D'autre part, il est précisé page 4, lignes 14 et 15 "Avantageusement, la cassette 22 selon l'invention est insérée et maintenue à l'intérieur du boîtier par un simple emboîtement élastique." Ce passage indique clairement que l'emboîtement assure le maintien en place de la cassette, c'est-à-dire assure le maintien du centrage.
Il découle de ce qui précède que le bossage participe à l'emboîtement élastique et que l'emboîtement élastique assure le maintien du centrage. Ces deux fonctions présentent donc des liens fonctionnels et structurels.
Or, selon la jurisprudence des chambres de recours, l'introduction d'une caractéristique technique tirée isolément d'un ensemble de caractéristiques qui avaient été initialement exposées les unes combinées aux autres pour un mode de réalisation spécifique n'est admissible en vertu de l'article 123(2) CBE que si, pour un homme du métier, il ressort sans le moindre doute des pièces de la demande telle que déposée qu'il n'existe aucun lien fonctionnel ou structurel manifeste entre ces caractéristiques. Tel n'est pas le cas ici, comme il a été exposé ci-dessus.
2.4 En conséquence, les modifications apportées à la revendication 1 ne satisfont pas aux exigences de l'article 123(2) CBE.
3. Revendication 1 selon la deuxième requête :
3.1 Par rapport au libellé de la revendication 1 selon la première requête, cette revendication comporte également les caractéristiques de la revendication 3 telle que délivrée. Elle précise donc que la cassette est non seulement centrée par le bossage mais également maintenue à l'intérieur du boîtier par emboîtement élastique. Cette revendication n'a soulevé aucune objection au titre de l'article 123 CBE, ni de la part de la chambre, ni de la part de l'intimée.
3.2 Aucun des documents cités (D1 à D3) ne montre en combinaison avec les autres caractéristiques revendiquées une cassette dont la paroi inférieure de fond comporte, sur sa face externe, un bossage dont la forme est complémentaire de celle de l'ouverture de la paroi inférieure du boîtier dans laquelle le bossage est reçu pour centrer la cassette qui est maintenue à l'intérieur du boîtier par emboîtement élastique.
3.3 La nouveauté est donc donnée par rapport aux documents cités.
4. Suite de la procédure :
4.1 Dans le cas présent, la chambre est arrivée à la conclusion que la revendication 1 selon la deuxième requête permettait de surmonter les objections sur lesquelles la décision attaquée était fondée. Etant donné que la procédure de recours sert en premier lieu à établir l'exactitude de la décision attaquée et que la première instance n'a pas eu l'occasion d'examiner le respect des autres conditions prévues par la CBE, la chambre considère qu'un renvoi de l'affaire devant la première instance en vertu de l'article 111(1) CBE est approprié.

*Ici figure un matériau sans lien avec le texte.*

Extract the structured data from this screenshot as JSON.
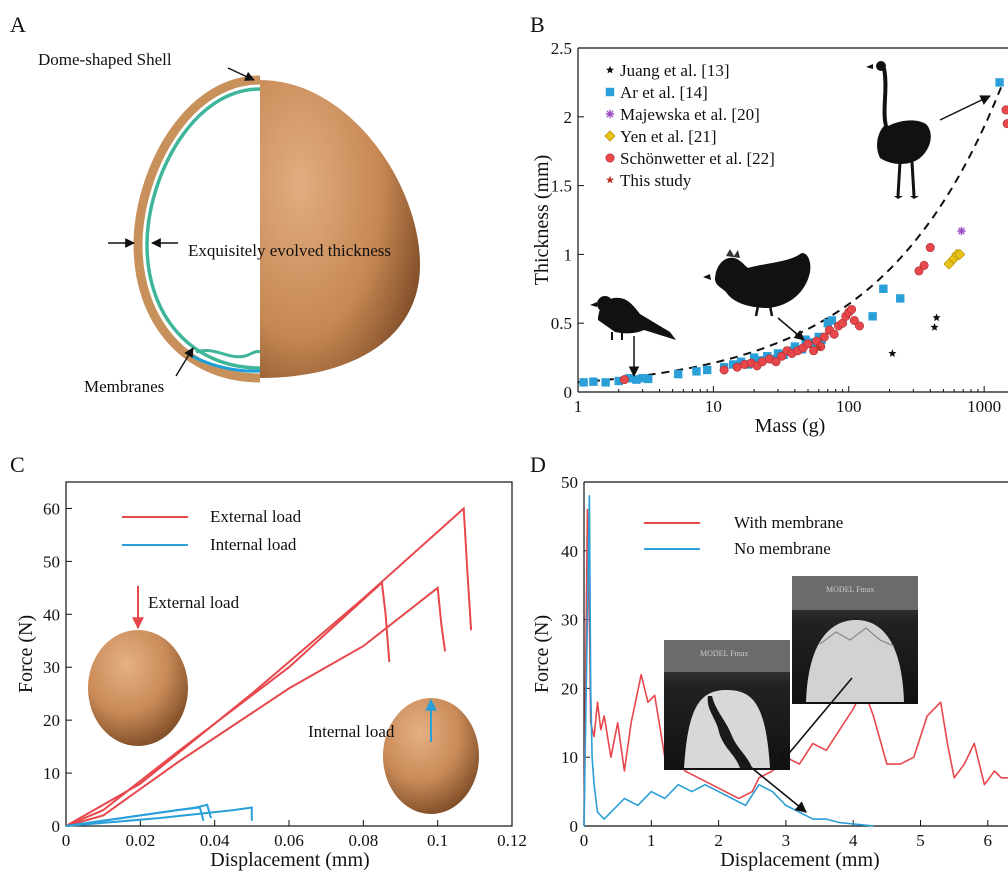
{
  "panel_letters": [
    "A",
    "B",
    "C",
    "D"
  ],
  "panel_a": {
    "labels": {
      "shell": "Dome-shaped Shell",
      "thickness": "Exquisitely evolved thickness",
      "membranes": "Membranes"
    },
    "colors": {
      "shell": "#c8905a",
      "membrane": "#3fb59a",
      "inner_membrane": "#1f9fd9",
      "egg": "#c98a58"
    }
  },
  "chart_data": [
    {
      "panel": "B",
      "type": "scatter",
      "x_scale": "log",
      "xlabel": "Mass (g)",
      "ylabel": "Thickness (mm)",
      "xlim": [
        1,
        1500
      ],
      "ylim": [
        0,
        2.5
      ],
      "xticks": [
        1,
        10,
        100,
        1000
      ],
      "yticks": [
        0,
        0.5,
        1.0,
        1.5,
        2.0,
        2.5
      ],
      "legend_position": "top-left",
      "series": [
        {
          "name": "Juang et al. [13]",
          "marker": "star",
          "color": "#111111",
          "points": [
            [
              210,
              0.28
            ],
            [
              430,
              0.47
            ],
            [
              445,
              0.54
            ]
          ]
        },
        {
          "name": "Ar et al. [14]",
          "marker": "square",
          "color": "#2a9fd8",
          "points": [
            [
              1.1,
              0.07
            ],
            [
              1.3,
              0.075
            ],
            [
              1.6,
              0.07
            ],
            [
              2.0,
              0.08
            ],
            [
              2.4,
              0.1
            ],
            [
              2.7,
              0.09
            ],
            [
              3.0,
              0.1
            ],
            [
              3.3,
              0.095
            ],
            [
              5.5,
              0.13
            ],
            [
              7.5,
              0.15
            ],
            [
              9,
              0.16
            ],
            [
              12,
              0.18
            ],
            [
              14,
              0.2
            ],
            [
              16,
              0.22
            ],
            [
              18,
              0.2
            ],
            [
              20,
              0.25
            ],
            [
              22,
              0.23
            ],
            [
              25,
              0.26
            ],
            [
              28,
              0.24
            ],
            [
              30,
              0.28
            ],
            [
              33,
              0.27
            ],
            [
              36,
              0.3
            ],
            [
              40,
              0.33
            ],
            [
              45,
              0.31
            ],
            [
              48,
              0.38
            ],
            [
              52,
              0.36
            ],
            [
              55,
              0.35
            ],
            [
              60,
              0.4
            ],
            [
              63,
              0.38
            ],
            [
              70,
              0.5
            ],
            [
              75,
              0.52
            ],
            [
              150,
              0.55
            ],
            [
              180,
              0.75
            ],
            [
              240,
              0.68
            ],
            [
              1300,
              2.25
            ]
          ]
        },
        {
          "name": "Majewska et al. [20]",
          "marker": "asterisk",
          "color": "#9b4fc4",
          "points": [
            [
              680,
              1.17
            ]
          ]
        },
        {
          "name": "Yen et al. [21]",
          "marker": "diamond",
          "color": "#e6c21a",
          "points": [
            [
              550,
              0.93
            ],
            [
              600,
              0.97
            ],
            [
              630,
              1.0
            ],
            [
              660,
              1.0
            ]
          ]
        },
        {
          "name": "Schönwetter et al. [22]",
          "marker": "circle",
          "color": "#e8474c",
          "points": [
            [
              2.2,
              0.09
            ],
            [
              12,
              0.16
            ],
            [
              15,
              0.18
            ],
            [
              17,
              0.2
            ],
            [
              19,
              0.21
            ],
            [
              21,
              0.19
            ],
            [
              23,
              0.22
            ],
            [
              26,
              0.24
            ],
            [
              29,
              0.22
            ],
            [
              32,
              0.26
            ],
            [
              35,
              0.3
            ],
            [
              38,
              0.28
            ],
            [
              42,
              0.3
            ],
            [
              46,
              0.32
            ],
            [
              50,
              0.35
            ],
            [
              55,
              0.3
            ],
            [
              58,
              0.37
            ],
            [
              62,
              0.33
            ],
            [
              66,
              0.4
            ],
            [
              72,
              0.45
            ],
            [
              78,
              0.42
            ],
            [
              84,
              0.48
            ],
            [
              90,
              0.5
            ],
            [
              95,
              0.55
            ],
            [
              100,
              0.58
            ],
            [
              105,
              0.6
            ],
            [
              110,
              0.52
            ],
            [
              120,
              0.48
            ],
            [
              330,
              0.88
            ],
            [
              360,
              0.92
            ],
            [
              400,
              1.05
            ],
            [
              1450,
              2.05
            ],
            [
              1480,
              1.95
            ]
          ]
        },
        {
          "name": "This study",
          "marker": "star",
          "color": "#c0392b",
          "points": [
            [
              60,
              0.32
            ]
          ]
        }
      ],
      "fit_curve": {
        "style": "dashed",
        "color": "#111111"
      }
    },
    {
      "panel": "C",
      "type": "line",
      "xlabel": "Displacement (mm)",
      "ylabel": "Force  (N)",
      "xlim": [
        0,
        0.12
      ],
      "ylim": [
        0,
        65
      ],
      "xticks": [
        0,
        0.02,
        0.04,
        0.06,
        0.08,
        0.1,
        0.12
      ],
      "yticks": [
        0,
        10,
        20,
        30,
        40,
        50,
        60
      ],
      "legend_position": "top-left",
      "annotations": {
        "external_arrow": "External load",
        "internal_arrow": "Internal load"
      },
      "series": [
        {
          "name": "External load",
          "color": "#e8474c",
          "curves": [
            {
              "x": [
                0,
                0.01,
                0.03,
                0.06,
                0.085,
                0.086,
                0.087
              ],
              "y": [
                0,
                3,
                14,
                30,
                46,
                40,
                31
              ]
            },
            {
              "x": [
                0,
                0.01,
                0.03,
                0.06,
                0.08,
                0.1,
                0.101,
                0.102
              ],
              "y": [
                0,
                2,
                12,
                26,
                34,
                45,
                38,
                33
              ]
            },
            {
              "x": [
                0,
                0.02,
                0.05,
                0.08,
                0.107,
                0.108,
                0.109
              ],
              "y": [
                0,
                8,
                25,
                43,
                60,
                48,
                37
              ]
            }
          ]
        },
        {
          "name": "Internal load",
          "color": "#2a9fd8",
          "curves": [
            {
              "x": [
                0,
                0.015,
                0.03,
                0.036,
                0.037
              ],
              "y": [
                0,
                1.5,
                3,
                3.5,
                1
              ]
            },
            {
              "x": [
                0,
                0.02,
                0.035,
                0.038,
                0.039
              ],
              "y": [
                0,
                2,
                3.5,
                4,
                1.5
              ]
            },
            {
              "x": [
                0,
                0.025,
                0.045,
                0.05,
                0.05
              ],
              "y": [
                0,
                1.5,
                3,
                3.5,
                1
              ]
            }
          ]
        }
      ]
    },
    {
      "panel": "D",
      "type": "line",
      "xlabel": "Displacement (mm)",
      "ylabel": "Force (N)",
      "xlim": [
        0,
        6.3
      ],
      "ylim": [
        0,
        50
      ],
      "xticks": [
        0,
        1,
        2,
        3,
        4,
        5,
        6
      ],
      "yticks": [
        0,
        10,
        20,
        30,
        40,
        50
      ],
      "legend_position": "top-left",
      "series": [
        {
          "name": "With membrane",
          "color": "#e8474c",
          "x": [
            0,
            0.05,
            0.08,
            0.1,
            0.15,
            0.2,
            0.25,
            0.3,
            0.4,
            0.5,
            0.6,
            0.7,
            0.85,
            0.95,
            1.05,
            1.2,
            1.35,
            1.5,
            1.7,
            1.9,
            2.1,
            2.3,
            2.5,
            2.6,
            2.8,
            3.0,
            3.2,
            3.4,
            3.6,
            3.8,
            4.0,
            4.15,
            4.3,
            4.5,
            4.7,
            4.9,
            5.1,
            5.3,
            5.4,
            5.5,
            5.65,
            5.8,
            5.95,
            6.1,
            6.2,
            6.3
          ],
          "y": [
            0,
            46,
            30,
            15,
            13,
            18,
            14,
            16,
            10,
            15,
            8,
            15,
            22,
            18,
            19,
            10,
            18,
            8,
            7,
            6,
            5,
            4,
            5,
            7,
            8,
            10,
            9,
            12,
            11,
            14,
            17,
            20,
            16,
            9,
            9,
            10,
            16,
            18,
            12,
            7,
            9,
            12,
            6,
            8,
            7,
            7
          ]
        },
        {
          "name": "No membrane",
          "color": "#2a9fd8",
          "x": [
            0,
            0.08,
            0.1,
            0.12,
            0.15,
            0.2,
            0.3,
            0.4,
            0.6,
            0.8,
            1.0,
            1.2,
            1.4,
            1.6,
            1.8,
            2.0,
            2.2,
            2.4,
            2.6,
            2.8,
            3.0,
            3.2,
            3.4,
            3.6,
            3.8,
            4.0,
            4.2,
            4.3
          ],
          "y": [
            0,
            48,
            20,
            10,
            6,
            2,
            1,
            2,
            4,
            3,
            5,
            4,
            6,
            5,
            6,
            5,
            4,
            3,
            6,
            5,
            3,
            2,
            1,
            1,
            0.5,
            0.3,
            0.1,
            0
          ]
        }
      ],
      "inset_text": {
        "photo1": "MODEL\nFmax",
        "photo2": "MODEL\nFmax"
      }
    }
  ]
}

4.2 La chambre décide donc de renvoyer l'affaire à la division d'opposition afin de procéder à l'examen de l'activité inventive sur la base des revendications selon la deuxième requête.
DISPOSITIF
Par ces motifs, il est statué comme suit :
1. La décision attaquée est annulée.
2. L'affaire est renvoyée à l'instance du premier degré pour suite à donner.